We can use HR technology, particularly a core HCM and associated reporting/analytics tools/solutions to look at data around employee departures, exit interview feedback and any ongoing employee voice survey initiatives that will give you a pulse on how your employees feel about the aforementioned company culture. This should be sliced by location, tenure and perhaps even prior industry.

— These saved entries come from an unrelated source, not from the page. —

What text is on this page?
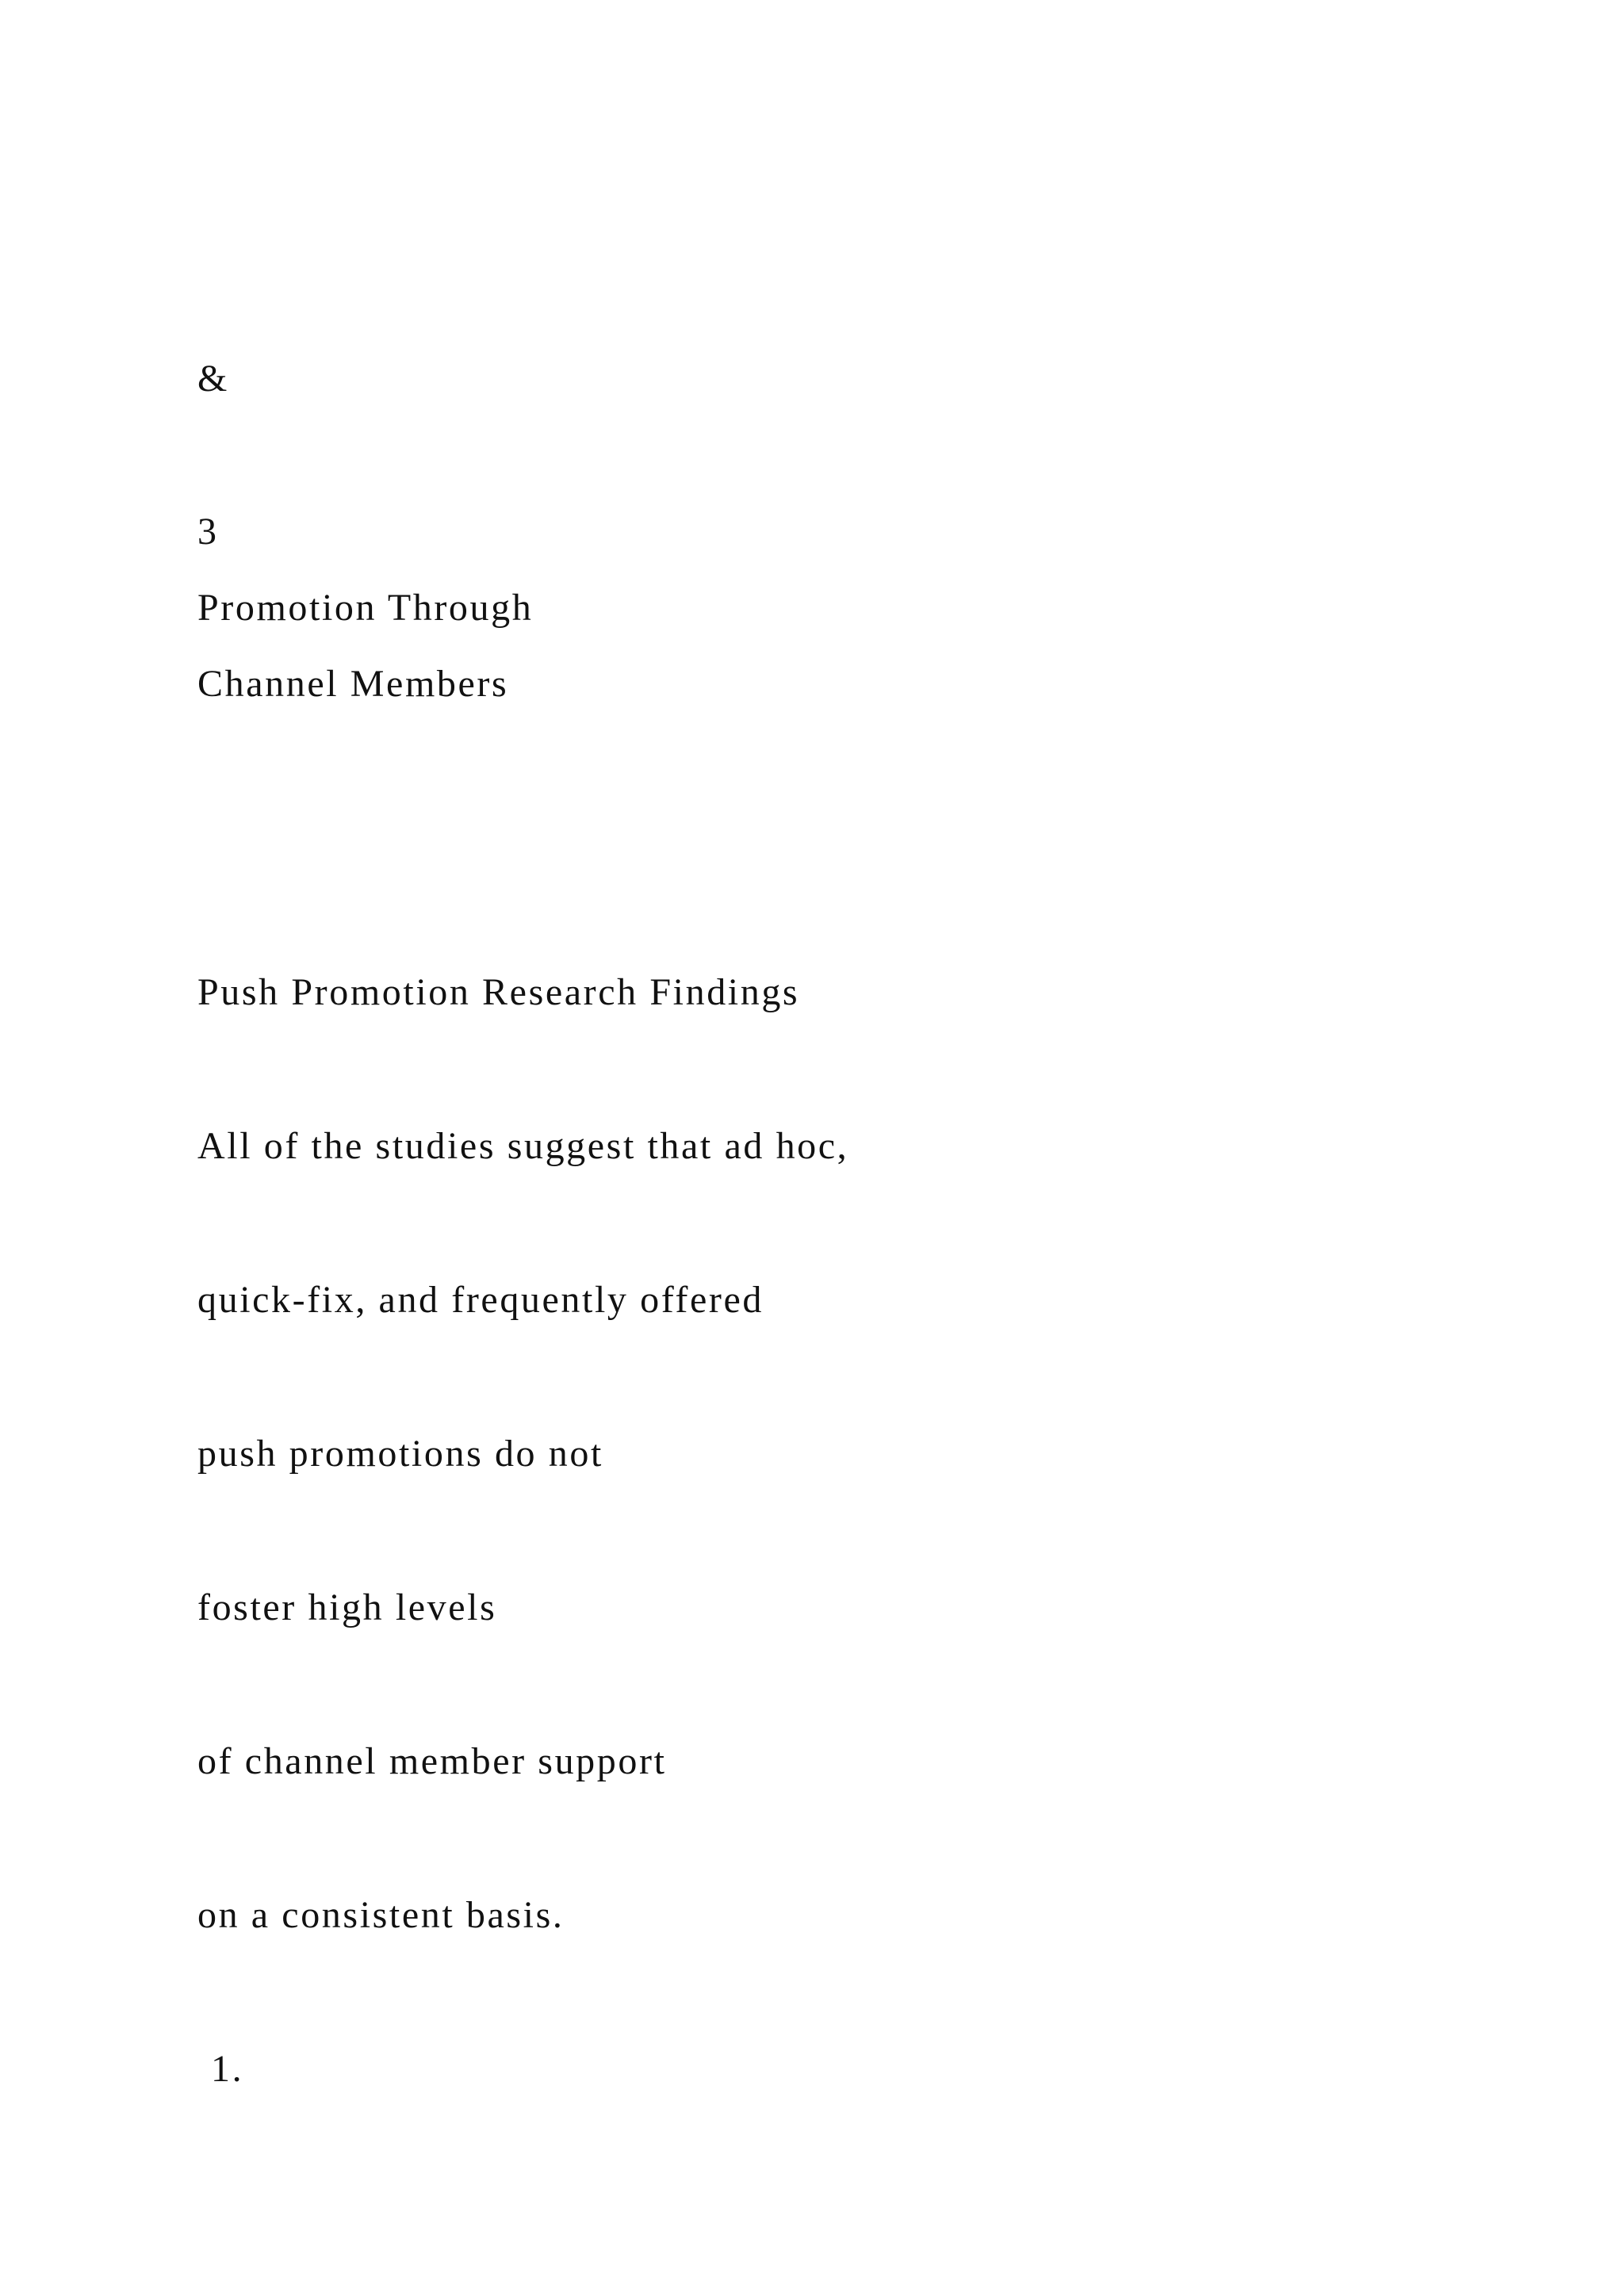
&
3
Promotion Through
Channel Members
Push Promotion Research Findings
All of the studies suggest that ad hoc,
quick-fix, and frequently offered
push promotions do not
foster high levels
of channel member support
on a consistent basis.
1.
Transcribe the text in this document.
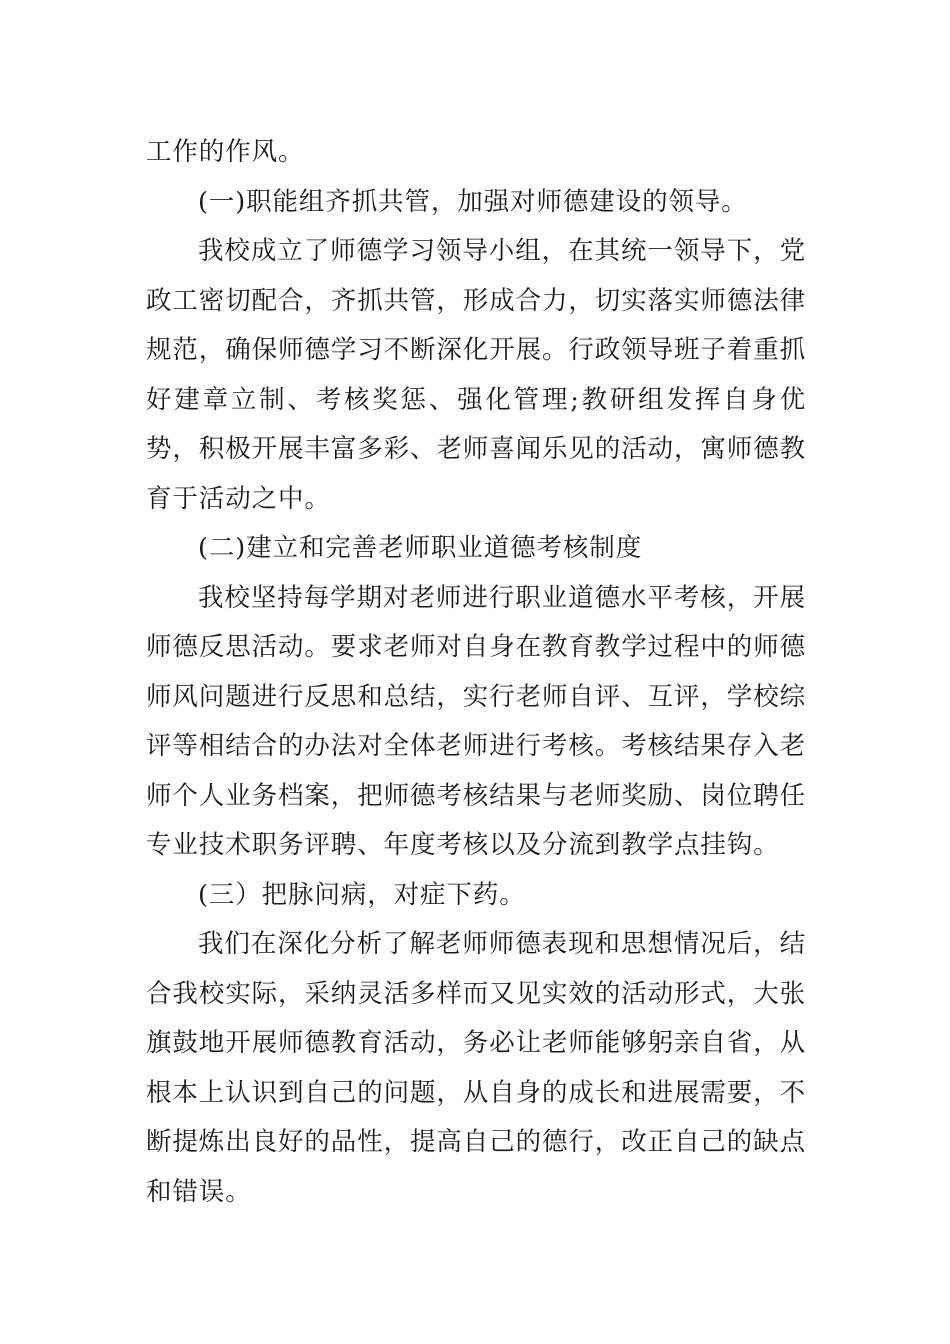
工作的作风。

(一)职能组齐抓共管，加强对师德建设的领导。

我校成立了师德学习领导小组，在其统一领导下，党政工密切配合，齐抓共管，形成合力，切实落实师德法律规范，确保师德学习不断深化开展。行政领导班子着重抓好建章立制、考核奖惩、强化管理;教研组发挥自身优势，积极开展丰富多彩、老师喜闻乐见的活动，寓师德教育于活动之中。

(二)建立和完善老师职业道德考核制度

我校坚持每学期对老师进行职业道德水平考核，开展师德反思活动。要求老师对自身在教育教学过程中的师德师风问题进行反思和总结，实行老师自评、互评，学校综评等相结合的办法对全体老师进行考核。考核结果存入老师个人业务档案，把师德考核结果与老师奖励、岗位聘任专业技术职务评聘、年度考核以及分流到教学点挂钩。

(三）把脉问病，对症下药。

我们在深化分析了解老师师德表现和思想情况后，结合我校实际，采纳灵活多样而又见实效的活动形式，大张旗鼓地开展师德教育活动，务必让老师能够躬亲自省，从根本上认识到自己的问题，从自身的成长和进展需要，不断提炼出良好的品性，提高自己的德行，改正自己的缺点和错误。
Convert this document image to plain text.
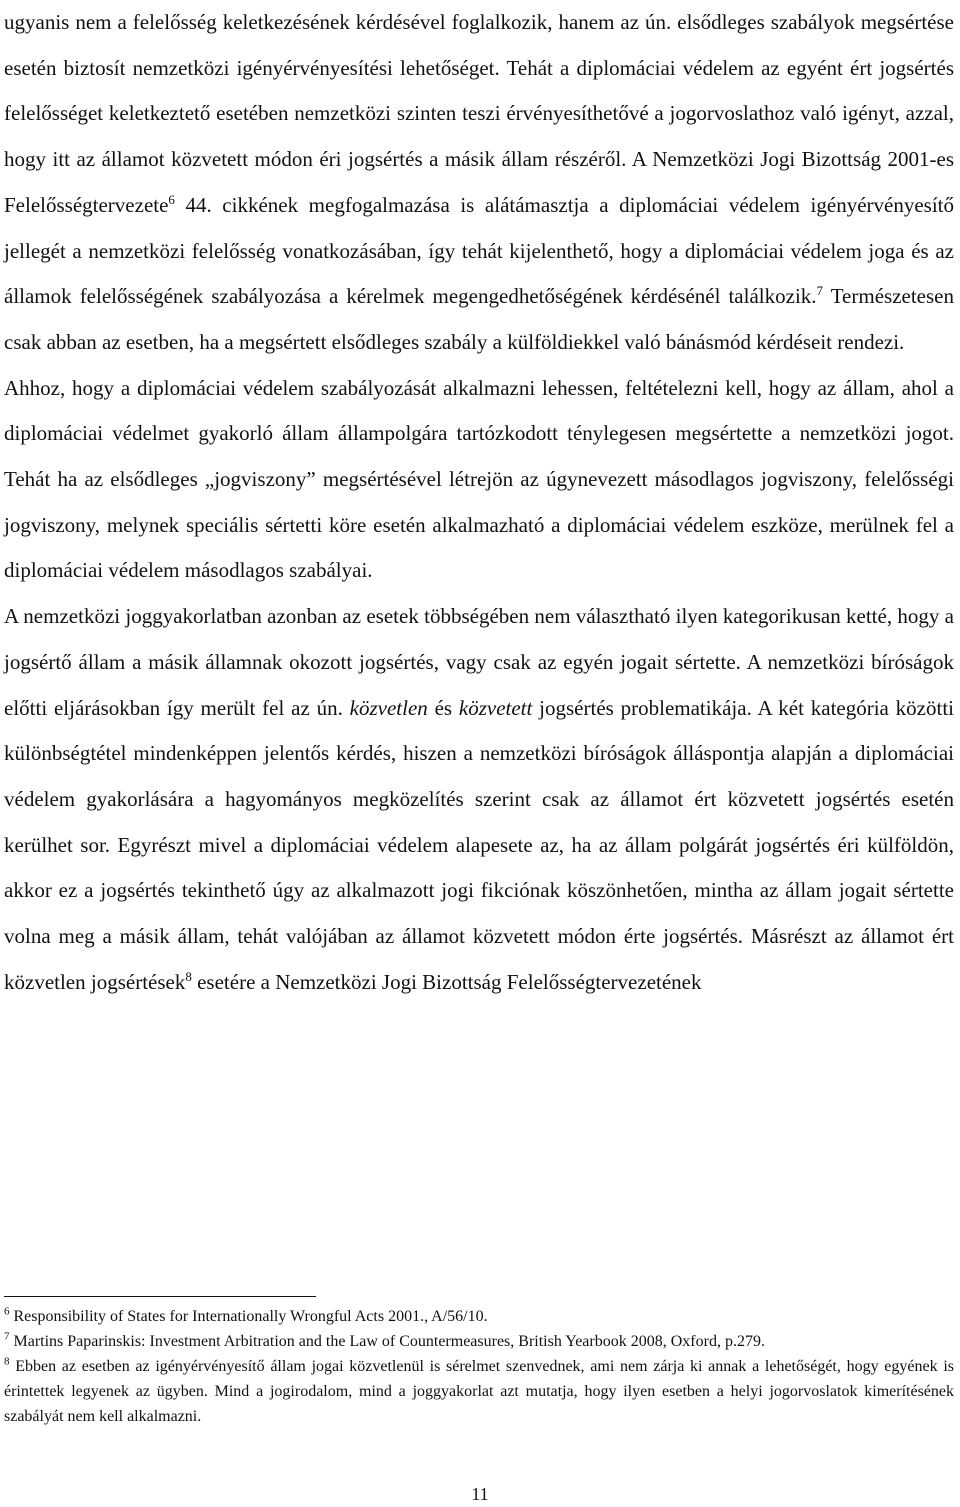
ugyanis nem a felelősség keletkezésének kérdésével foglalkozik, hanem az ún. elsődleges szabályok megsértése esetén biztosít nemzetközi igényérvényesítési lehetőséget. Tehát a diplomáciai védelem az egyént ért jogsértés felelősséget keletkeztető esetében nemzetközi szinten teszi érvényesíthetővé a jogorvoslathoz való igényt, azzal, hogy itt az államot közvetett módon éri jogsértés a másik állam részéről. A Nemzetközi Jogi Bizottság 2001-es Felelősségtervezete$^6$ 44. cikkének megfogalmazása is alátámasztja a diplomáciai védelem igényérvényesítő jellegét a nemzetközi felelősség vonatkozásában, így tehát kijelenthető, hogy a diplomáciai védelem joga és az államok felelősségének szabályozása a kérelmek megengedhetőségének kérdésénél találkozik.$^7$ Természetesen csak abban az esetben, ha a megsértett elsődleges szabály a külföldiekkel való bánásmód kérdéseit rendezi.

Ahhoz, hogy a diplomáciai védelem szabályozását alkalmazni lehessen, feltételezni kell, hogy az állam, ahol a diplomáciai védelmet gyakorló állam állampolgára tartózkodott ténylegesen megsértette a nemzetközi jogot. Tehát ha az elsődleges „jogviszony” megsértésével létrejön az úgynevezett másodlagos jogviszony, felelősségi jogviszony, melynek speciális sértetti köre esetén alkalmazható a diplomáciai védelem eszköze, merülnek fel a diplomáciai védelem másodlagos szabályai.

A nemzetközi joggyakorlatban azonban az esetek többségében nem választható ilyen kategorikusan ketté, hogy a jogsértő állam a másik államnak okozott jogsértés, vagy csak az egyén jogait sértette. A nemzetközi bíróságok előtti eljárásokban így merült fel az ún. közvetlen és közvetett jogsértés problematikája. A két kategória közötti különbségtétel mindenképpen jelentős kérdés, hiszen a nemzetközi bíróságok álláspontja alapján a diplomáciai védelem gyakorlására a hagyományos megközelítés szerint csak az államot ért közvetett jogsértés esetén kerülhet sor. Egyrészt mivel a diplomáciai védelem alapesete az, ha az állam polgárát jogsértés éri külföldön, akkor ez a jogsértés tekinthető úgy az alkalmazott jogi fikciónak köszönhetően, mintha az állam jogait sértette volna meg a másik állam, tehát valójában az államot közvetett módon érte jogsértés. Másrészt az államot ért közvetlen jogsértések$^8$ esetére a Nemzetközi Jogi Bizottság Felelősségtervezetének

$^6$ Responsibility of States for Internationally Wrongful Acts 2001., A/56/10.

$^7$ Martins Paparinskis: Investment Arbitration and the Law of Countermeasures, British Yearbook 2008, Oxford, p.279.

$^8$ Ebben az esetben az igényérvényesítő állam jogai közvetlenül is sérelmet szenvednek, ami nem zárja ki annak a lehetőségét, hogy egyének is érintettek legyenek az ügyben. Mind a jogirodalom, mind a joggyakorlat azt mutatja, hogy ilyen esetben a helyi jogorvoslatok kimerítésének szabályát nem kell alkalmazni.

11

Is the company running off those from different industries or certain locales? Of course there is a need for cross functional HR leadership to have a voice in the conversation where this data is presented and trends outlined. Then you have to shake and bake this into your programmatic short and long term HR initiatives. It is a process of continuous improvement indeed and can be a moving target given the ever changing workforce.
Tiffani Murray
Director, Digital HR Strategy & Innovation, LinkedIn
Hire Employees Aligned with Mission
The first step is to hire employees who believe in your corporate mission. We have found that the most committed employees are also the most innovative ones, and generate new ideas and solutions during the normal course of business. For continuous improvement in employee retention we provide flexible continuing education that our employees can self-select. Our employees have shared that they really appreciate this perk and enjoy the continuing education. This keeps them motivated and drives creativity.
During annual employee evaluations we have our employees create their own annual goals and objectives, and we discuss points of measure. This allows our employees to be self-directed and shows them we trust them. This also facilitates creativity and innovation and drives employee retention.
Beryl Krinsky
Founder & CEO, B.Komplete
Prioritize Personal Wellbeing
In the future of HR, I think the workforce is going to continue to prioritize, and expect companies to prioritize, personal well-being. This can manifest in many ways, but I think employers should be prepared to have more personal nuance in work types and work models in order to attract and retain the top talent they want. At MSH we have always prioritized treating our employees as the full human beings they are, however, I see this need for training and navigating delicate conversations and topics to be more prevalent and essential.